Шейла содрогнулась. Последняя шлюпка испанцев отчалила. Серов, обняв жену за плечи, сказал:
– Ладно, я беру вас обоих – тебя, Деласкес, и тебя, Абдалла. Можете перебираться на «Ворон». Что до ремонта, – он повернулся к Стуру, – с этим придется обождать до Плимута или Бристоля.
– Если лоханка туда доплывет, – заметил Стур, топая ногой о палубу. – И если мы не помрем от поноса из-за вонючей жижи в бочках. Хорошо хоть вино нашлось, будем пить вместо воды.
– Жуткая кислятина, – сообщил подошедший Тегг. – Но это, думаю, к лучшему – черви, что завелись в солонине, не выдержат и передохнут.
– На галеоне есть вода и продовольствие. – Шейла с задумчивым видом пригладила русые локоны. – Там, в трюме… Что-то подмокло, что-то сгнило, а что-то еще годится… Пожалуй, я здесь задержусь и проверю.

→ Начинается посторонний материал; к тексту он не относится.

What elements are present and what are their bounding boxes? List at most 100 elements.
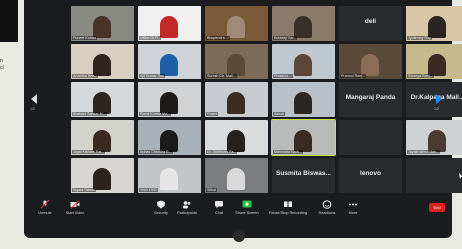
participant-tile[interactable] [406,158,462,193]
participant-video [93,168,111,190]
participant-tile[interactable]: Mahendra Nath... [271,119,336,156]
next-page-arrow[interactable] [436,94,442,104]
participant-tile[interactable]: Tech 1932 [138,158,201,193]
end-meeting-button[interactable]: End [429,203,445,212]
unmute-button[interactable]: Unmute [30,198,60,215]
pause-stop-icon [284,201,292,207]
participant-tile[interactable]: Soumya Ranj... [406,44,462,79]
participant-name-label: Jyotirmoy Roy [407,36,432,40]
participant-video [428,54,446,76]
microphone-muted-icon [40,200,50,209]
participant-video [93,92,111,114]
unmute-label: Unmute [38,211,52,215]
shield-icon [157,200,165,209]
more-dots-icon [349,203,357,206]
participant-name-label: Mahendra Nath... [273,150,303,154]
side-text-fragment: n cl [0,58,4,71]
participant-name-label: Rasmi [206,112,219,116]
participant-tile[interactable]: lenovo [339,158,402,193]
participant-name-label: Tech 1932 [139,188,158,192]
participant-name-label: Puneet Kumar [72,36,97,40]
participant-tile[interactable]: Sujata Sahoo [71,158,134,193]
participant-name-large: lenovo [360,170,381,177]
more-label: More [348,211,358,215]
meeting-toolbar: Unmute Start Video Security Participants… [30,198,450,226]
participant-name-large: Susmita Biswas... [276,170,331,177]
reactions-icon [322,200,332,209]
chat-icon [215,201,223,209]
participant-tile[interactable]: Ajit Kumar Sau [138,44,201,79]
share-screen-button[interactable]: Share Screen [232,198,262,215]
participant-tile[interactable]: Suresh Ch. Mall... [205,44,268,79]
participant-tile[interactable]: Jyotirmoy Roy [406,6,462,41]
participant-tile[interactable]: Bhupendra ... [205,6,268,41]
participant-name-label: Sujata Sahoo [72,188,96,192]
chat-button[interactable]: Chat [204,198,234,215]
participant-tile[interactable]: Office Of P... [138,6,201,41]
participant-tile[interactable]: Jayakrushna Mah... [406,120,462,155]
participant-video [227,92,245,114]
participant-tile[interactable]: Bhabani Sankar M... [71,82,134,117]
previous-page-indicator: 1/2 [30,107,35,111]
participant-name-label: Prasanta ... [273,74,294,78]
participant-tile[interactable]: Jugal Kishore Pat... [71,120,134,155]
chevron-right-icon [436,94,442,104]
participant-video [294,92,312,114]
participant-name-label: Bhabani Sankar M... [72,112,107,116]
participant-video [428,16,446,38]
participant-tile[interactable]: Anamika Bha... [71,44,134,79]
participant-video [93,54,111,76]
participant-name-label: Dr. Siddharth Pa... [206,150,238,154]
participant-name-label: Soumya Ranj... [407,74,434,78]
participant-name-label: Office Of P... [139,36,162,40]
pause-stop-recording-label: Pause/Stop Recording [269,211,307,215]
participant-video [160,16,178,38]
previous-page-arrow[interactable] [31,94,37,104]
background-dark-panel [0,0,18,42]
participant-tile[interactable]: Dr. Siddharth Pa... [205,120,268,155]
participant-tile[interactable]: Kuldeep Sa... [272,6,335,41]
participant-name-label: Pramod Ranj... [340,74,366,78]
pause-stop-recording-button[interactable]: Pause/Stop Recording [268,198,308,215]
participants-button[interactable]: Participants [172,198,202,215]
start-video-button[interactable]: Start Video [60,198,90,215]
participant-tile[interactable]: Ramit Kumar Mo... [138,82,201,117]
participant-tile[interactable]: Ashok [272,82,335,117]
chevron-left-icon [31,94,37,104]
participant-tile[interactable] [339,120,402,155]
participant-video [428,130,446,152]
participant-video [93,16,111,38]
participant-tile[interactable]: Puneet Kumar [71,6,134,41]
participant-name-label: Ajit Kumar Sau [139,74,165,78]
participant-tile[interactable]: Pramod Ranj... [339,44,402,79]
participant-tile[interactable]: Sithal [205,158,268,193]
participant-name-label: Suresh Ch. Mall... [206,74,237,78]
participant-name-large: Mangaraj Panda [345,94,396,101]
more-button[interactable]: More [338,198,368,215]
participant-video [294,130,312,152]
participant-video [227,130,245,152]
participant-tile[interactable]: Prasanta ... [272,44,335,79]
participant-video [294,54,312,76]
participant-tile[interactable]: Subas Chandra R... [138,120,201,155]
participant-video [361,54,379,76]
participant-name-label: Kuldeep Sa... [273,36,297,40]
share-screen-icon [242,200,252,208]
participant-tile[interactable]: Rasmi [205,82,268,117]
participant-tile[interactable]: Mangaraj Panda [339,82,402,117]
share-screen-label: Share Screen [235,211,259,215]
participants-label: Participants [177,211,197,215]
participant-name-label: Jugal Kishore Pat... [72,150,106,154]
start-video-label: Start Video [65,211,85,215]
participant-tile[interactable]: deli [339,6,402,41]
participant-video [294,16,312,38]
participant-video [160,168,178,190]
participant-name-large: deli [364,18,377,25]
monitor-power-button [233,230,245,242]
participant-name-large: Dr.Kalpana Mall... [410,94,462,101]
video-camera-off-icon [70,200,80,209]
participant-tile[interactable]: Dr.Kalpana Mall... [406,82,462,117]
participant-video [160,54,178,76]
chat-label: Chat [214,211,224,215]
participant-tile[interactable]: Susmita Biswas... [272,158,335,193]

Серову это не очень понравилось, но спорить с Шейлой он не стал. Конечно, она была его супругой, что вынуждало ее к покорности, но также являлась офицером «Ворона» и службу несла круто и ревностно, без всяких поблажек. Кроме этих двух сторон медали имелась и третья – как-никак «Ворон», по завещанию Джозефа Брукса, принадлежал его племяннице мисс Шейле Брукс. Возможно, другой человек запутался бы в этих трех личинах Шейлы, но только не Серов, пришелец из века женской эмансипации. Прежняя жизнь дарила драгоценный опыт, подсказывала в сомнительный момент: меньше споров, крепче корабль семейного счастья.
Он снял с запястья часы, свой золотой швейцарский «Орион», и протянул его Шейле. Часы показывали восемь двадцать семь, местное время, которое Серов засек вчера по высоте полуденного солнца.
– Вот, возьми… Надеюсь, суток тебе хватит на ревизию? Завтра утром, в половине девятого, ты должна возвратиться на «Ворон». Мы подойдем, чтобы взять провиант. Договорились?
Его супруга кивнула, спрятала часы и обвела рассеянным взглядом группу пиратов. Потом ткнула пальчиком в Хенка и Мортимера.
– Этих мне оставь. Хенк будет бочки и ящики ворочать, а у Морти острый глаз. Поможет мне искать.
– Со всем удовольствием, – сказал Мортимер и вытянул ногу, любуясь своим новым сапогом. – Мне что трюм обшарить, что чужой карман или, положим, кошелек, все едино. Талант у меня, значит. Батюшка мой говорил, что с таким талантом дорога прямо на виселицу, но я еще…
Шейла толкнула его в спину крепким кулачком.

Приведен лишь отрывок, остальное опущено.